Sacral insufficiency fractures can cause severe, debilitating pain to patients concerned. The incidence of this fracture type correlates with the appearance of osteoporosis in the elderly population. A polymethylmethacrylate (PMMA) cement injection procedure called sacroplasty has been recently described as an optional method for the treatment of this fracture type. However, the correct cement placement in the complex anatomical structure of the sacrum is a surgical challenge. The aim of the study is to compare the precision, safety, and radiation exposure of standard multiplanar fluoroscopy and computed tomography (CT) guidance for PMMA application to the sacrum using both balloon-assisted sacroplasty and conventional sacroplasty. A controlled experimental investigation in a human cadaver trial has been performed. Two imaging and two application modalities to monitor percutaneous PMMA injection to the sacrum were examined. The application forms were randomized from side to side of the pelvis. We found less cement extravasation in the CT-guided groups, but also a significant higher radiation exposure (P < 0.05) by using CT guidance. The conventional fluoroscopy-guided sacroplasty revealed the shortest procedure time (incision to closure time) of all treatment groups (P < 0.01).
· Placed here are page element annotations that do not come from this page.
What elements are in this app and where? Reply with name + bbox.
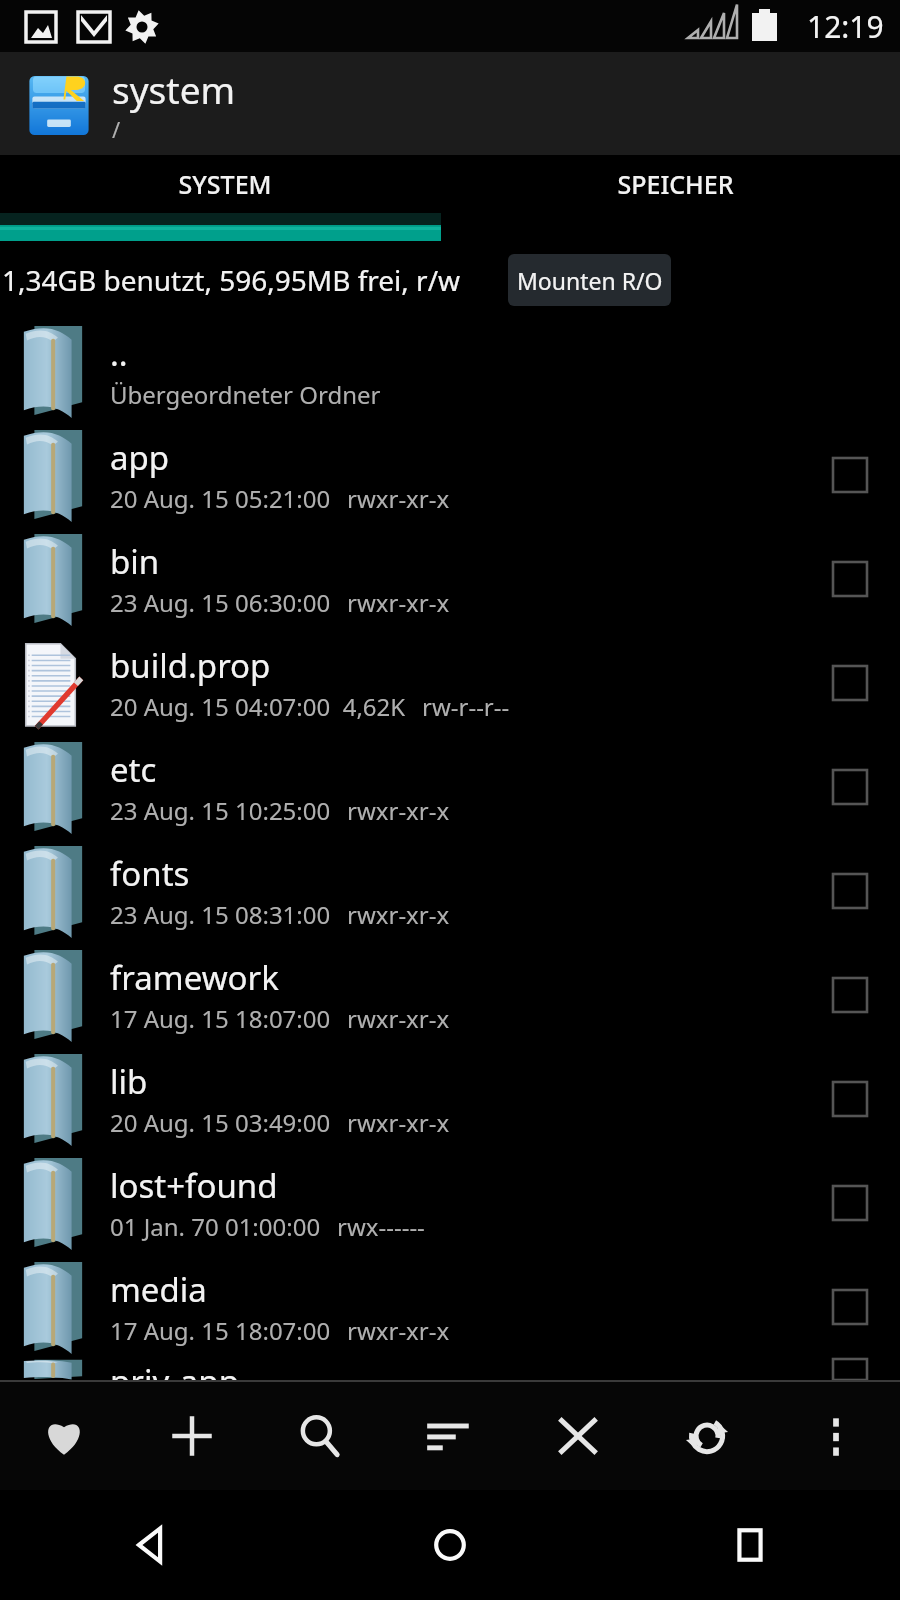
button[interactable]: lost+found (0, 1151, 900, 1255)
button[interactable]: Auswählen build.prop (820, 653, 880, 713)
button[interactable]: Suchen (256, 1382, 384, 1490)
button[interactable]: media (0, 1255, 900, 1359)
staticText: rwxr-xr-x (347, 586, 450, 619)
button[interactable]: priv-app (0, 1359, 900, 1380)
button[interactable]: SPEICHER (450, 155, 900, 213)
staticText: 20 Aug. 15 04:07:00 4,62K (110, 690, 406, 723)
staticText: lib (110, 1059, 148, 1104)
button[interactable]: framework (0, 943, 900, 1047)
staticText: rw-r--r-- (422, 690, 510, 723)
staticText: 23 Aug. 15 06:30:00 (110, 586, 331, 619)
button[interactable]: Auswählen etc (820, 757, 880, 817)
button[interactable]: Mehr (771, 1382, 900, 1490)
staticText: 23 Aug. 15 10:25:00 (110, 794, 331, 827)
button[interactable]: SYSTEM (0, 155, 450, 213)
button[interactable]: Auswählen lost+found (820, 1173, 880, 1233)
button[interactable]: Auswählen framework (820, 965, 880, 1025)
button[interactable]: Auswählen priv-app (820, 1359, 880, 1380)
staticText: system (112, 64, 236, 114)
button[interactable]: etc (0, 735, 900, 839)
staticText: rwxr-xr-x (347, 794, 450, 827)
staticText: priv-app (110, 1359, 239, 1380)
staticText: Mounten R/O (517, 265, 663, 296)
staticText: bin (110, 539, 160, 584)
button[interactable]: lib (0, 1047, 900, 1151)
staticText: etc (110, 747, 157, 792)
staticText: 23 Aug. 15 08:31:00 (110, 898, 331, 931)
staticText: app (110, 435, 170, 480)
button[interactable]: Auswählen bin (820, 549, 880, 609)
button[interactable]: Auswählen lib (820, 1069, 880, 1129)
staticText: rwxr-xr-x (347, 1314, 450, 1347)
staticText: 17 Aug. 15 18:07:00 (110, 1002, 331, 1035)
button[interactable]: fonts (0, 839, 900, 943)
staticText: build.prop (110, 643, 271, 688)
staticText: SPEICHER (617, 167, 734, 201)
button[interactable]: Auswählen media (820, 1277, 880, 1337)
staticText: 20 Aug. 15 03:49:00 (110, 1106, 331, 1139)
button[interactable]: .. (0, 319, 900, 423)
staticText: 12:19 (807, 6, 884, 47)
staticText: rwxr-xr-x (347, 482, 450, 515)
button[interactable]: Mounten R/O (508, 254, 671, 306)
button[interactable]: Startbildschirm (300, 1490, 600, 1600)
button[interactable]: Auswählen app (820, 445, 880, 505)
staticText: 17 Aug. 15 18:07:00 (110, 1314, 331, 1347)
staticText: SYSTEM (178, 167, 272, 201)
staticText: media (110, 1267, 207, 1312)
staticText: framework (110, 955, 279, 1000)
button[interactable]: Schließen (513, 1382, 642, 1490)
staticText: rwxr-xr-x (347, 1002, 450, 1035)
staticText: 1,34GB benutzt, 596,95MB frei, r/w (2, 261, 461, 299)
button[interactable]: build.prop (0, 631, 900, 735)
staticText: 20 Aug. 15 05:21:00 (110, 482, 331, 515)
button[interactable]: system (0, 52, 900, 155)
staticText: rwx------ (337, 1210, 425, 1243)
staticText: lost+found (110, 1163, 278, 1208)
button[interactable]: Sortieren (384, 1382, 513, 1490)
button[interactable]: Auswählen fonts (820, 861, 880, 921)
button[interactable]: app (0, 423, 900, 527)
staticText: fonts (110, 851, 190, 896)
button[interactable]: Übersicht (600, 1490, 900, 1600)
button[interactable]: bin (0, 527, 900, 631)
staticText: / (112, 114, 121, 144)
staticText: rwxr-xr-x (347, 1106, 450, 1139)
staticText: 01 Jan. 70 01:00:00 (110, 1210, 321, 1243)
staticText: Übergeordneter Ordner (110, 378, 381, 411)
staticText: rwxr-xr-x (347, 898, 450, 931)
button[interactable]: Neu (128, 1382, 256, 1490)
staticText: .. (110, 331, 128, 376)
button[interactable]: Favoriten (0, 1382, 128, 1490)
button[interactable]: Zurück (0, 1490, 300, 1600)
button[interactable]: Aktualisieren (642, 1382, 771, 1490)
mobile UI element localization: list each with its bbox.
These findings show no difference regarding cement extravasation between ballon-assisted and conventional sacroplasty. Further, in comparison to fluoroscopy-assisted technique, the CT-guided cement injection seems to decrease the risk of cement extravasation, irrespective of the use of an additional balloon assistance. However, we have to consider a greater radiation exposure using CT guidance. Further investigations will proof the suitability in the normal course of clinical life.